The Prison Rape Elimination Act, or PREA, was passed in 2003 and established a zero-tolerance policy for rape and sexual assault in correctional facilities, said Crusan.

Crusan said that in 2008, more than 209,400 people were victimized in prisons, jails, and juvenile facilities in the U.S.

“There’s this really nasty public perception at play,” she said. “A lot of times, people feel like they got what was coming to them.”

“No one, regardless of what they’ve done, deserves to be raped or sexually assaulted,” said Crusan. “It doesn’t matter if they’ve committed the most heinous crime possible.”

In early 2014, the Sexual Assault and Crime Victims Assistance Program at Samaritan Hospital became one of five pilot program sites to offer counseling and other services to incarcerated victims of sexual assault. The sites were established with PREA grants to the Department of Corrections and Community Supervision (DOCCS).
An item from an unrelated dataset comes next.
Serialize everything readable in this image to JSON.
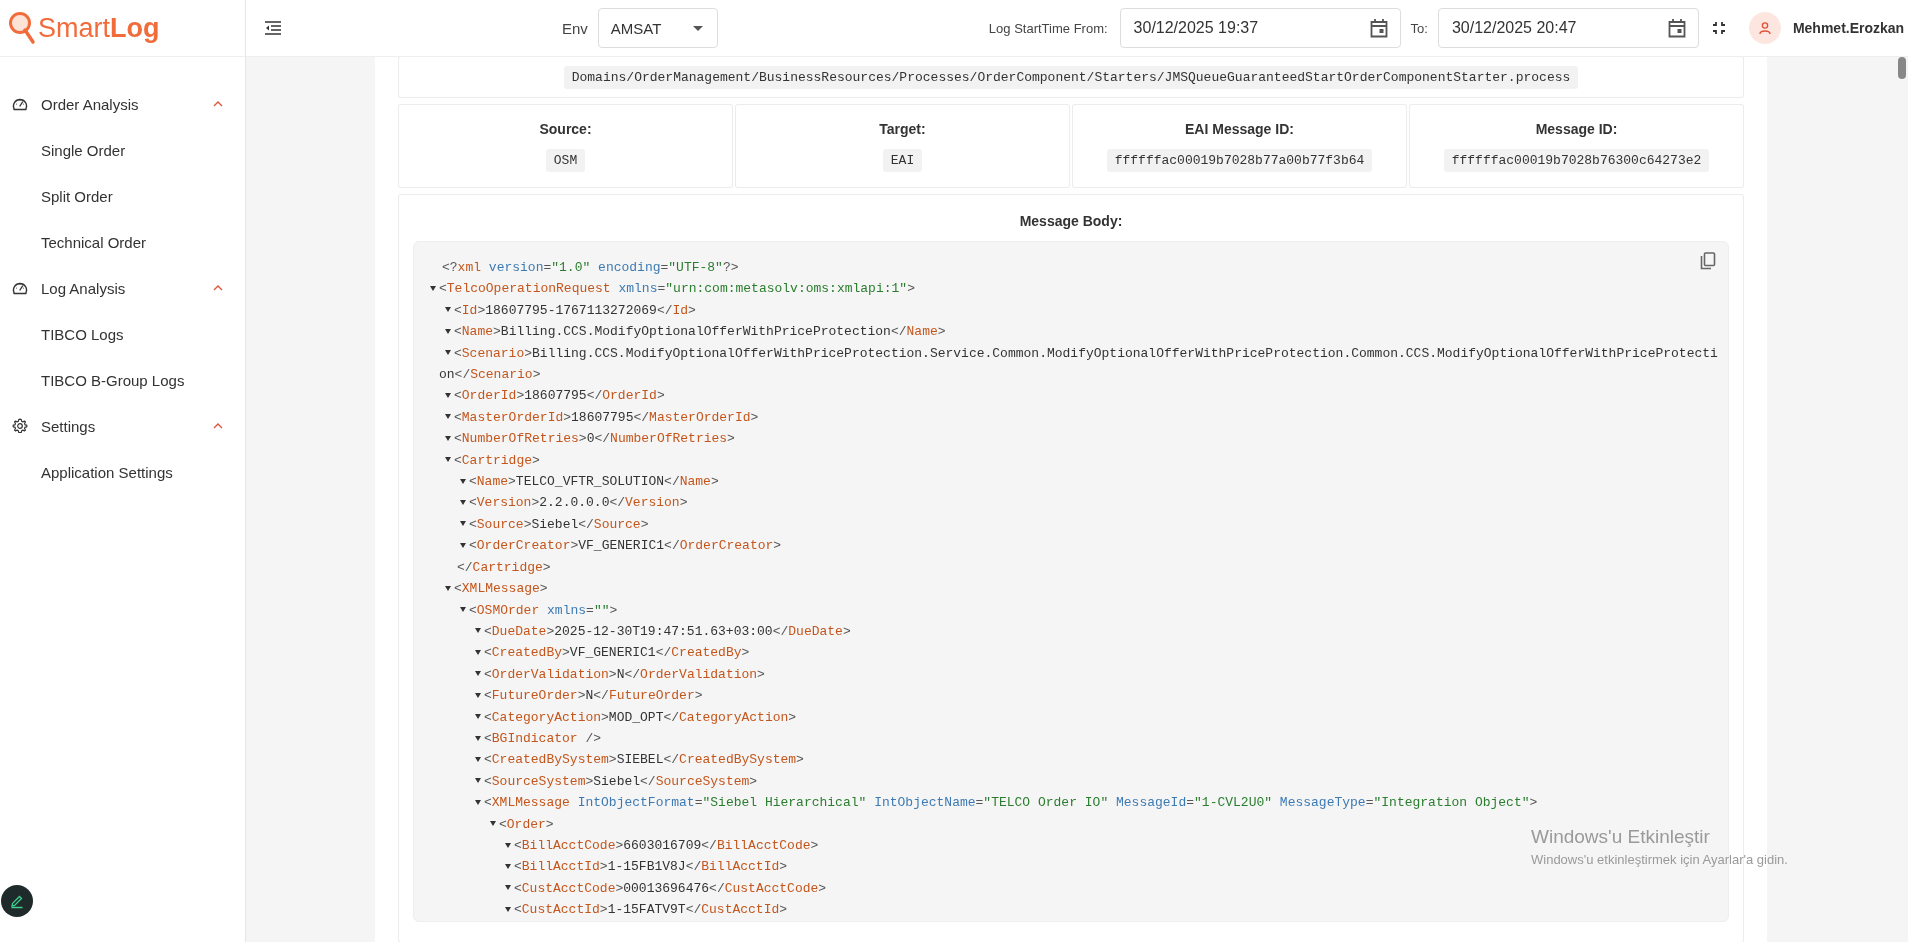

SACVAP staff decided to offer counseling by phone because the facilities in their jurisdiction were all at least one hour’s drive away. There are no state prison facilities in Rensselaer County.

“Very naively, we really thought that three staff would be plenty, because we did not anticipate getting many calls,” said Crusan. “We really thought over the entire six-month course of the pilot, we might get, you know, 20 calls total.”

Instead, she said, during the first four months of the program, March, April, May, and June, there were between 21 and 41 calls per month. In July and August, there were seven calls per month. By that point, SACVAP staff were providing follow-up services to between four and eight people.

“The people that we worked with, especially for ongoing services, they were so grateful, and they were such incredible people. … A couple of them were actually released towards the end of the pilot, and we helped them set up services in their local community,” said Crusan.

One person, she said, wrote a letter to DOCCS calling the program “life-changing.”

Since then, DOCCS has applied to extend SACVAP’s contract until Sep. 2015. Crusan said that two more SACVAP staff have agreed to participate this time.

Crusan said that in the future, she hopes that a statewide system will be in place and that there will be widespread prevention education. Crusan cited the work of Mike Fonda as an example of successful prevention education.